FAMILY
Hindari Depresi Selama dan Setelah Kehamilan, Sama-sama Berdampak pada Bayi
Mia Vale
Minggu 07 Mei 2023 / 10:00
Jakarta: Menjalani kehamilan seharusnya bisa membawa kebahagiaan bagi Bumil. Namun, ada momen di mana kehamilan tersebut justru membuat dirinya depresi. Kondisi ini tentu akan membuat Bumil dan janin menderita.
Depresi pada wanita hamil sering diabaikan, sebagian karena kesalahpahaman yang tersebar luas bahwa kehamilan memberikan perlindungan terhadap gangguan mood.
Menurut sebuah penelitian yang diterbitkan dalam British Medical Journal, pada kenyataannya hampir 25 persen kasus depresi pascapersalinan pada wanita dimulai selama kehamilan, dan depresi dapat memuncak pada saat itu. Namun begitu, jika depresi terdeteksi segera, bantuan tersedia untuk ibu dan anak.
Lebih dari 9.000 wanita mencatat suasana hati mereka selama bulan ke-4 dan ke-8 kehamilan. Kuesioner itu dirancang khusus untuk wanita hamil dan ibu baru, berkonsentrasi pada pikiran dan perasaan, perubahan emosi, tangisan, harga diri rendah, putus asa, mudah tersinggung, dan ketidakmampuan untuk menikmati aktivitas yang biasanya menyenangkan.

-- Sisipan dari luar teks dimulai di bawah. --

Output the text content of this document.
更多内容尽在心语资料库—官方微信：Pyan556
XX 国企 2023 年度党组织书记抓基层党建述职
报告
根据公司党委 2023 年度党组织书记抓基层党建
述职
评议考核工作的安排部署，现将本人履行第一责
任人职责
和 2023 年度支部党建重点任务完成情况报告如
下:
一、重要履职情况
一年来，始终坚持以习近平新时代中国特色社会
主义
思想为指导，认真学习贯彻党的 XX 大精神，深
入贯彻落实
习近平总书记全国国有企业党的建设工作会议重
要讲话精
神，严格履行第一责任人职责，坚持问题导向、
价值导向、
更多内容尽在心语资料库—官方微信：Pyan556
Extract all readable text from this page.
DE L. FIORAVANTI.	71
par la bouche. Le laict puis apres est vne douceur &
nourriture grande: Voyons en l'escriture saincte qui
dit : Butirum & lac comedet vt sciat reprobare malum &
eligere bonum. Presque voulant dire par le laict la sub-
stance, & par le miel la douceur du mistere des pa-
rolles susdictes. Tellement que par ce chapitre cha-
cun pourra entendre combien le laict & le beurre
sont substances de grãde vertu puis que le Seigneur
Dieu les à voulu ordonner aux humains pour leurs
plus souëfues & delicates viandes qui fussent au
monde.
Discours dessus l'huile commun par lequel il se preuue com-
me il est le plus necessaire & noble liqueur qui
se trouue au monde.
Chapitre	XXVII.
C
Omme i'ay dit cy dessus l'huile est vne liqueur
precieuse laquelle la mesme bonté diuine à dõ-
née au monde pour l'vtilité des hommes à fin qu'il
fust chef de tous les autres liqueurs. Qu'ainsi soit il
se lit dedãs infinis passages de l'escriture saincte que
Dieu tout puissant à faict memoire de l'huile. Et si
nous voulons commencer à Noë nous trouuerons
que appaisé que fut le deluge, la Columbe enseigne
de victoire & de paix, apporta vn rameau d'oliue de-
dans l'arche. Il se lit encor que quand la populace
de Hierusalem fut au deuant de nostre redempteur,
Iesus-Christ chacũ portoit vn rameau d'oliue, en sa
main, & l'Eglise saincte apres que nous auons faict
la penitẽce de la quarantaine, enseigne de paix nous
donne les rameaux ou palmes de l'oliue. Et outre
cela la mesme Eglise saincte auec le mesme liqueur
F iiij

Hasilnya, menukil dari Harvard Health, peringkat depresi tertinggi terjadi pada bulan ke-8 kehamilan. Sebanyak 14 persen wanita mendapat skor di atas ambang batas untuk kemungkinan depresi klinis tepat sebelum kelahiran anak.
Mengabaikan depresi selama kehamilan bisa berisiko bagi ibu dan anak. Wanita yang depresi sering kurang memerhatikan diri mereka sendiri.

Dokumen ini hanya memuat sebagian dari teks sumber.